The prosecution had many witnesses and their testimonies were long and often very boring. One was from a lady employed by the professor’s business. She told about the day the FBI came, seized documents, and asked the professor to leave. She claimed he refused to leave and got on his computer and began erasing everything. The FBI eventually took all the computers and closed the business down. 

After each witness was questioned, the defense got their turn. Often they were able to make it seem the witness was lying, or had something to gain by testifying for the prosecution. Only two of the three students on trial were present. The third student was in hospice with terminal cancer, so less was said implicating him than for the other two.

The case against the professors was compelling, but the two students claimed the work they turned in was their own, and that they were never approached by the professors and never agreed to send any government work their way. Both of the students seemed very intelligent. I found it hard to believe they would agree to such an arrangement. One was a lady in her twenties and the other was a man in his late thirties.

The testimonies and questioning went on from nine in the morning until around five in the afternoon every week day, for six long weeks. We got a much needed fifteen or twenty-minute break in the mornings and afternoons.

It seemed to me by the time the defense got around to presenting their case, most of the jurors were tired and had made up their minds that everyone was guilty. They were ready for this trial to be over.

When the students took the stand, I was impressed with their testimonies and the fact that the prosecution wasn’t able to shake them. They claimed the professor had changed some of the wording on their work, in order to make it seem he was doing them a favor. They asserted they had no intention of sending any work his way. No work was ever proven to have been given to the professors. 
I was disappointed in the judge, because it seemed to me, he was prejudiced in favor of the prosecution. He was giving the defense lawyers a hard time.

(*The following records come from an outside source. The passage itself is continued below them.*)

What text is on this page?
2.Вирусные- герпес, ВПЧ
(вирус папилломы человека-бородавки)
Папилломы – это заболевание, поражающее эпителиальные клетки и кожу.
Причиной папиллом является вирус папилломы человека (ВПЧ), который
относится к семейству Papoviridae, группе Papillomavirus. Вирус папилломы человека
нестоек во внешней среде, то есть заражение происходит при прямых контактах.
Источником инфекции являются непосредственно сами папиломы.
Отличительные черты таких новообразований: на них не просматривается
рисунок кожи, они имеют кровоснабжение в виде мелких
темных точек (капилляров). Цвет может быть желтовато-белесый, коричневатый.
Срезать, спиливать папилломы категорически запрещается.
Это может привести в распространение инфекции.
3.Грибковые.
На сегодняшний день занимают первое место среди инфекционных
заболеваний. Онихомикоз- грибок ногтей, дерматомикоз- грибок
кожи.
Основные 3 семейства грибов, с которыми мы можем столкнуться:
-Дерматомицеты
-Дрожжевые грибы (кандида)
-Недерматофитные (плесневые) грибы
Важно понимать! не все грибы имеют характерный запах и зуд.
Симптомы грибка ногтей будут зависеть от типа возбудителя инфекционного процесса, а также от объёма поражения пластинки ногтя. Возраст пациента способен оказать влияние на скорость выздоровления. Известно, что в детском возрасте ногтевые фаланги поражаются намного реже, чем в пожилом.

On the nineteenth of April, something happened that shook us all. As we were about to be dismissed for lunch the judge informed us that there had been a bombing at a courthouse in Oklahoma. Security was being tightened in all the courthouses around the nation. We learned more about the Oklahoma bombing later in the day.


The following morning when we came in, there were guards around the courthouse and a camera and scanners had been installed. Each of us had a metal detector run over our bodies as we entered. This was the beginning of a tightening of security which has only continued to increase over time.

This Is Us:
Evan is 66 and a retired drafting supervisor from Chevron Oil.
Beth is 57 and has had a variety of jobs. She is presently working temporary jobs.
Carol is 32, recently divorced, and a nurse, working at a hospital in Chattanooga and living in an apartment.  
Don is a twin. He is 31, a recent graduate of Life Chiropractic College
Christi is Don’s twin. She is working as a receptionist at a chemical company and doing massages on the side.
Kimberly s Don’s wife. She is a nurse working in Atlanta. She gave birth to their first child in October '94,
Lauren Elizabeth Jane Shelby is Don and Kimberly's new baby (5 mos.)
Connie is our youngest daughter. She is twenty-one. She and a junior in college. 

Jane is Kimberly's mother.  Shana is Kimberly's sister.




I'm continuing to recall memories of life with my deceased husband, Evan, as if I am talking aloud to him. I'm doing this because I want my children to know us as we knew each other and not just as their parents.